À l’approche du 7 février 2026, un bras de fer s’installe au plus haut niveau de l’État haïtien. Les autorités semblent engagées dans une lutte acharnée pour conserver le pouvoir, alors que la population continue de vivre dans un climat sécuritaire précaire. Face à cette situation, le sociologue Ambroise Guillaume, co-fondateur et président de l’Observatoire international pour la démocratie et la gouvernance (OIDG), exprime ses inquiétudes face à cette situation. Cet affrontement interne au sein de l’exécutif, mène sans doute au profit des intérêts personnels, au détriment du peuple haïtien.
Le Dr Ambroise Guillaume souligne l’échec du CPT à atteindre les objectifs fixés lors de sa mise en place. À l’approche de cette date charnière, aucune alternative claire est en place pour assurer la continuité du pouvoir. À ce niveau, le président de l’observatoire international pour la démocratie et la gouvernance (OIDG), Ambroise Guillaume appelle à un sursaut patriotique et à une concertation nationale inclusive réunissant les acteurs politiques, la société civile et la diaspora afin de trouver une issue à la crise politique actuelle que fait face le pays.
De surcroît, le professeur Ambroise Guillaume met également en garde également contre l'influence de la communauté internationale, qui risque d'imposer ses propres solutions si les acteurs politiques ne parviennent pas à un consensus souverain. Selon lui, seule une entente nationale solide et souveraine pourra légitimer la direction future du pays et restaurer l’ordre constitutionnel.
Le 7 février 2026 représente un tournant décisif pour la transition politique. Le mandat du CPT et du gouvernement actuel doit prendre fin à cette date, mais aucune alternative n’a encore été définie clairement pour le lendemain. Alors que, plusieurs partis politiques ont déjà formulé des propositions, mais aucune décision définitive n’a été arrêtée.
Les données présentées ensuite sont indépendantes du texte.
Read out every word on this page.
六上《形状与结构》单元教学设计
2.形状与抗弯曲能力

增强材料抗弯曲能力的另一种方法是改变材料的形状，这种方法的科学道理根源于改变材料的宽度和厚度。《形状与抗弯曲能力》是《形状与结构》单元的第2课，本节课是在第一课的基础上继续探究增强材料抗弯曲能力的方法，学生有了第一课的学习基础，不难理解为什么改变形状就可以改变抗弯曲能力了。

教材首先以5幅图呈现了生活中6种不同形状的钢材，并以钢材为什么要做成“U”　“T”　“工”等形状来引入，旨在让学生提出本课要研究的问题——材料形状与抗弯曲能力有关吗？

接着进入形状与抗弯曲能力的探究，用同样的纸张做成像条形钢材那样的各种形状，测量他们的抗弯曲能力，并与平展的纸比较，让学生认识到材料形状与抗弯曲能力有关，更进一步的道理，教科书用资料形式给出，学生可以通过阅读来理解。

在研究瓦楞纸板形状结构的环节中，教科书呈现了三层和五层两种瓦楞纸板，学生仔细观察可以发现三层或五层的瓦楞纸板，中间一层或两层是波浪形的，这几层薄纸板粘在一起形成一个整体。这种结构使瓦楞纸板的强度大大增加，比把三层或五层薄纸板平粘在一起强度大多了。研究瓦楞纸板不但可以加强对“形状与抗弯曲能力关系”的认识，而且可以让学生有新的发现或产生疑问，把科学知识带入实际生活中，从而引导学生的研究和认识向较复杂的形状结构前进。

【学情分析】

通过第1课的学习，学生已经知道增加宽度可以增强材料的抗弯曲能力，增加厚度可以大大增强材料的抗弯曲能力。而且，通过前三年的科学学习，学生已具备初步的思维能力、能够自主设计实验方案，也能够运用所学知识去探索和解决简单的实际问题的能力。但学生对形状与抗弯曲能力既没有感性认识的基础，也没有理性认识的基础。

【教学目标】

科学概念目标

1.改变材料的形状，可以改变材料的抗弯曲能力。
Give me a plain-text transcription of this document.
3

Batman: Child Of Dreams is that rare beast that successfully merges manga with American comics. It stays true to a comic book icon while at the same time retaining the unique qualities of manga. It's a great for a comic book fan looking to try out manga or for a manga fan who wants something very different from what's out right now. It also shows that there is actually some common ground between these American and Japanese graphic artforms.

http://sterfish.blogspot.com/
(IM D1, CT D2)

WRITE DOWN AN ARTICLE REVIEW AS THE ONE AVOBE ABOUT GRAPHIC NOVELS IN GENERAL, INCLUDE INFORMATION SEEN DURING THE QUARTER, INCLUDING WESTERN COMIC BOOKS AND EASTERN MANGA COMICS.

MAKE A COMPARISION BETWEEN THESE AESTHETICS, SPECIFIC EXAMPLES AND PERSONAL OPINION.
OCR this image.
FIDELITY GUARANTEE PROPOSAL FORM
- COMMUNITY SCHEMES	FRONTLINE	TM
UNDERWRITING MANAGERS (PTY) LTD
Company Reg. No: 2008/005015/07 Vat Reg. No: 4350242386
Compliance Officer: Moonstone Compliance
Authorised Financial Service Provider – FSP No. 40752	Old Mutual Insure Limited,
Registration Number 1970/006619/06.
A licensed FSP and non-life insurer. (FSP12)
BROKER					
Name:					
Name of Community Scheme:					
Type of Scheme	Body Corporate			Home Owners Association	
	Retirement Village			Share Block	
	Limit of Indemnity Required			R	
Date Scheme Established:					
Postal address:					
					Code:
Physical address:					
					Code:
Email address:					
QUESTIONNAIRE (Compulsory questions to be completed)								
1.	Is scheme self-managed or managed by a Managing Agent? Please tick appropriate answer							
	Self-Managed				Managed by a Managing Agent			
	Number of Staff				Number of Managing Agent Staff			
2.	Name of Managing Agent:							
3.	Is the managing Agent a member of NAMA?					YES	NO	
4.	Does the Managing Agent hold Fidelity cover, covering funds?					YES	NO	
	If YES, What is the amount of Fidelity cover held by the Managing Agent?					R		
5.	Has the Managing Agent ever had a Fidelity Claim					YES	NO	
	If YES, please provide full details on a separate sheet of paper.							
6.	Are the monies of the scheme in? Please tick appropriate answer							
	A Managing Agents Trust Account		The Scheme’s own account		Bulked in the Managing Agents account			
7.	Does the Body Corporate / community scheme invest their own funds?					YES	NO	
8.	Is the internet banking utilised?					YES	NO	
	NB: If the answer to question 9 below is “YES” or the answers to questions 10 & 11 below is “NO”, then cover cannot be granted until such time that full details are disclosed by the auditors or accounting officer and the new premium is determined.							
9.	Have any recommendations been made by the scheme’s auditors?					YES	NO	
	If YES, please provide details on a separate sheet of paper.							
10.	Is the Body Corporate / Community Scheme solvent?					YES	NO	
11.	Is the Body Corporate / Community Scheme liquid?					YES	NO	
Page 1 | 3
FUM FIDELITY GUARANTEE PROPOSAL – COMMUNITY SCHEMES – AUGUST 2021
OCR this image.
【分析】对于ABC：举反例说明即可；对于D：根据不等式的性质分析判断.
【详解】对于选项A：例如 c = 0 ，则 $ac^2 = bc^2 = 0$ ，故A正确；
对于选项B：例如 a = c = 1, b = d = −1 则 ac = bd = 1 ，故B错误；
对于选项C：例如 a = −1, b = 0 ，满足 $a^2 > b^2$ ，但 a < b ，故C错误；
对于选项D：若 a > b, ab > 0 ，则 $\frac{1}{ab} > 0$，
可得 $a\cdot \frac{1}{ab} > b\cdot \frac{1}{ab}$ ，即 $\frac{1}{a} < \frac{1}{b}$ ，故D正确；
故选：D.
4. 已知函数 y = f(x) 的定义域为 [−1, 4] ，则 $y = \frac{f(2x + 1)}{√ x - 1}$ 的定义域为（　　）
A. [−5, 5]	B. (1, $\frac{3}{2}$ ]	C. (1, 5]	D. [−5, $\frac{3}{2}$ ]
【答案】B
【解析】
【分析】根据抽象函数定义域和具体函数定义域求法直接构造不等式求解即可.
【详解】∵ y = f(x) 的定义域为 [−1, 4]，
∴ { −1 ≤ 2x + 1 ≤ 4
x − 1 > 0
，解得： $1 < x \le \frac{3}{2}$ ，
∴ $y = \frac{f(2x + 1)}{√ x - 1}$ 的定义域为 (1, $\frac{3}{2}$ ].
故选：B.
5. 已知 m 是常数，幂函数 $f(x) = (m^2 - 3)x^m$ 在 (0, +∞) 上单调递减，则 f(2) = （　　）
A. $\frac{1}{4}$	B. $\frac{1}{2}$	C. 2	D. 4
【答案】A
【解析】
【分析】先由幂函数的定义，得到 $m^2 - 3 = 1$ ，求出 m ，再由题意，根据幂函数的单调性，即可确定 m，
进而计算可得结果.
Par ailleurs, ce dernier évoque un « constat d’échec » des membres du conseil présidentiel de transition (CPT) concernant les cinq axes de l’accord du 3 avril 2024 notamment la sécurité nationale, redressement économique, conférence nationale sur la Constitution, renforcement de l’État de droit et surtout organisation des élections crédibles. Aucun de ces objectifs n’a été atteint. La crise est aggravée par des tensions internes, notamment la volonté du CPT de révoquer le Premier ministre Alix Didier Fils-Aimé, ce qui alimente un climat de confrontation perçu comme une lutte pour le pouvoir plutôt qu’une recherche du bien commun.
À cet effet, plusieurs options ont été discutées pour l’après-7 février prochain, tels que le recours à la Cour de Cassation, la mise en place d’un conseil de transition réduit ou encore la prolongation de l’exécutif actuel sous une autre forme. Toutefois, dans ce « cadre spécial » marqué par une application partielle de la Constitution, aucune solution ne s’impose légalement de manière incontestable.
En somme, si la Cour de Cassation peut jouer un rôle de substitut institutionnel pour combler le vide de l’exécutif, son intervention dépendra entièrement de la capacité des acteurs haïtiens à parvenir à un consensus. Les autres propositions restent au stade de débats politiques, dans l’attente d’un compromis national.